La Grande Noirceur.1 This was the term coined to describe the period of Maurice Duplessis’ premiership in Quebec. During the Duplessis era, though very few clergymen held elected office, the huge number of Quebecois Catholics ensured that they did not need to hold office in order to have a formative influence on policy developed within that province. Many believed that this intimate relationship between the church and the state was responsible for trapping Quebec in a protracted infancy, as it failed to modernise at the same rate as other parts of North-America.2 During the Quiet Revolution of the early 1960s, the Catholic Church was finally forced to release its grip on Quebec, allowing the province to enter the modern world. However, the spark that was to illumine this ‘great darkness’ was being kindled for decades before it finally burst into flame during the 1960s.
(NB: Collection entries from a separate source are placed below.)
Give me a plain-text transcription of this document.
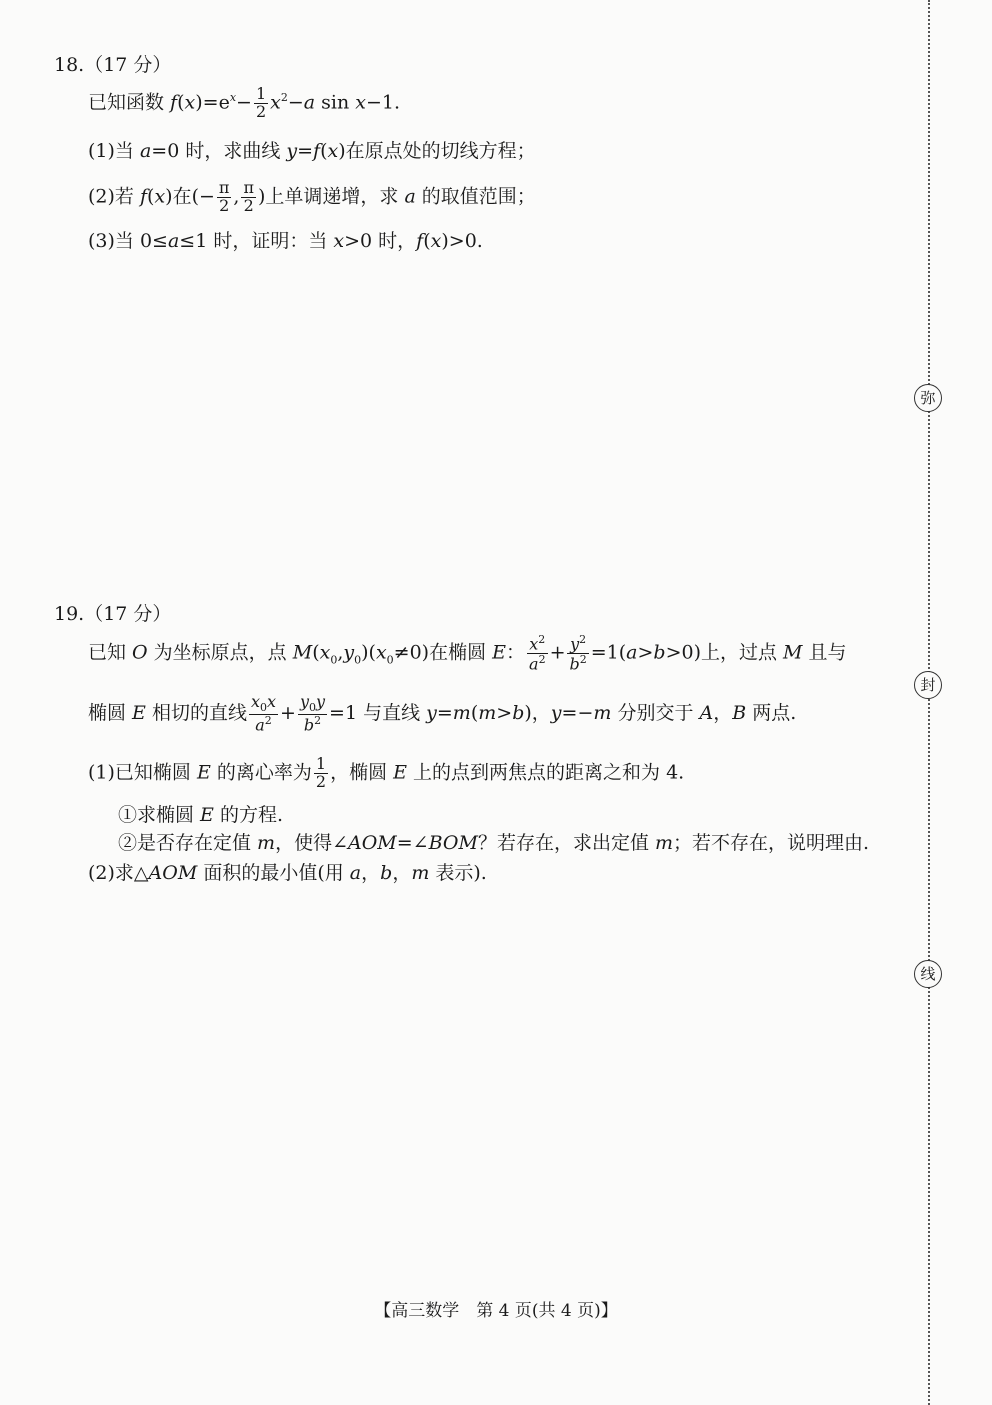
18.（17 分）
已知函数 $f(x)=e^x- \frac{1}{2} x^2-a$ sin x−1.
(1)当 a=0 时，求曲线 y=f(x)在原点处的切线方程；
(2)若 f(x)在(− $\frac{\pi}{2}$ , $\frac{\pi}{2}$ )上单调递增，求 a 的取值范围；
(3)当 0≤a≤1 时，证明：当 x>0 时，f(x)>0.
19.（17 分）
已知 O 为坐标原点，点 $M(x_0,y_0)(x_0\ne 0)$在椭圆 E： $\frac{x^2}{a^2} + \frac{y^2}{b^2} =1(a>b>0)$上，过点 M 且与
椭圆 E 相切的直线 $\frac{x_0x}{a^2} + \frac{y_0y}{b^2} =1$ 与直线 y=m(m>b)，y=−m 分别交于 A，B 两点.
(1)已知椭圆 E 的离心率为 $\frac{1}{2}$ ，椭圆 E 上的点到两焦点的距离之和为 4.
①求椭圆 E 的方程.
②是否存在定值 m，使得∠AOM=∠BOM？若存在，求出定值 m；若不存在，说明理由.
(2)求△AOM 面积的最小值(用 a，b，m 表示).
弥
封
线
【高三数学　第 4 页(共 4 页)】
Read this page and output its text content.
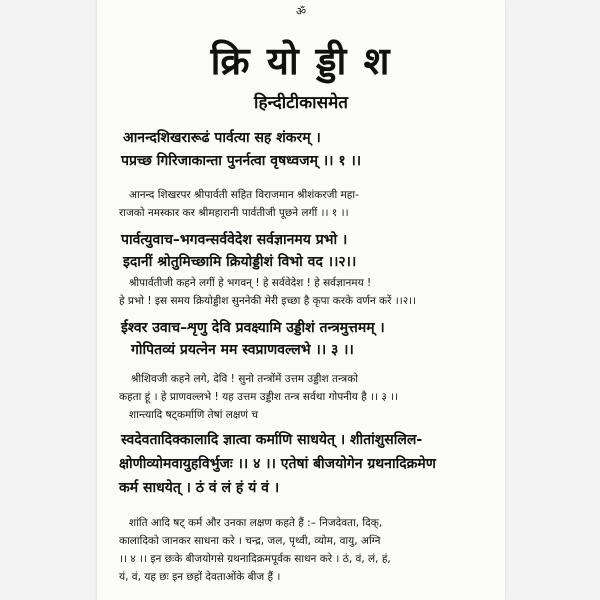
ॐ
क्रि यो ड्डी श
हिन्दीटीकासमेत
आनन्दशिखरारूढं पार्वत्या सह शंकरम् ।
पप्रच्छ गिरिजाकान्ता पुनर्नत्वा वृषध्वजम् ।। १ ।।
आनन्द शिखरपर श्रीपार्वती सहित विराजमान श्रीशंकरजी महा-
राजको नमस्कार कर श्रीमहारानी पार्वतीजी पूछने लगीं ।। १ ।।
पार्वत्युवाच–भगवन्सर्ववेदेश सर्वज्ञानमय प्रभो ।
इदानीं श्रोतुमिच्छामि क्रियोड्डीशं विभो वद ।।२।।
श्रीपार्वतीजी कहने लगीं हे भगवन् ! हे सर्ववेदेश ! हे सर्वज्ञानमय !
हे प्रभो ! इस समय क्रियोड्डीश सुननेकी मेरी इच्छा है कृपा करके वर्णन करें ।।२।।
ईश्वर उवाच–शृणु देवि प्रवक्ष्यामि उड्डीशं तन्त्रमुत्तमम् ।
गोपितव्यं प्रयत्नेन मम स्वप्राणवल्लभे ।। ३ ।।
श्रीशिवजी कहने लगे, देवि ! सुनो तन्त्रोंमें उत्तम उड्डीश तन्त्रको
कहता हूं । हे प्राणवल्लभे ! यह उत्तम उड्डीश तन्त्र सर्वथा गोपनीय है ।। ३ ।।
शान्त्यादि षट्कर्माणि तेषां लक्षणं च
स्वदेवतादिक्कालादि ज्ञात्वा कर्माणि साधयेत् । शीतांशुसलिल-
क्षोणीव्योमवायुहविर्भुजः ।। ४ ।। एतेषां बीजयोगेन ग्रथनादिक्रमेण
कर्म साधयेत् । ठं वं लं हं यं वं ।
शांति आदि षट् कर्म और उनका लक्षण कहते हैं :– निजदेवता, दिक्,
कालादिको जानकर साधना करे । चन्द्र, जल, पृथ्वी, व्योम, वायु, अग्नि
।। ४ ।। इन छःके बीजयोगसे ग्रथनादिक्रमपूर्वक साधन करे । ठं, वं, लं, हं,
यं, वं, यह छः इन छहों देवताओंके बीज हैं ।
Many of the ideas fundamental to the Quiet Revolution were first formulated by lay organizations within the Church itself. Furthermore, the changes implemented during the 1960s in Quebec were protected by modernisation within the global Catholic community. These would prevent any possible return to the sort of ultramontanism prevalent in Quebec society prior to the Quiet Revolution. Thus, dynamic transformations within the Catholic Church inspired parallel transformations in the structure of Quebec society.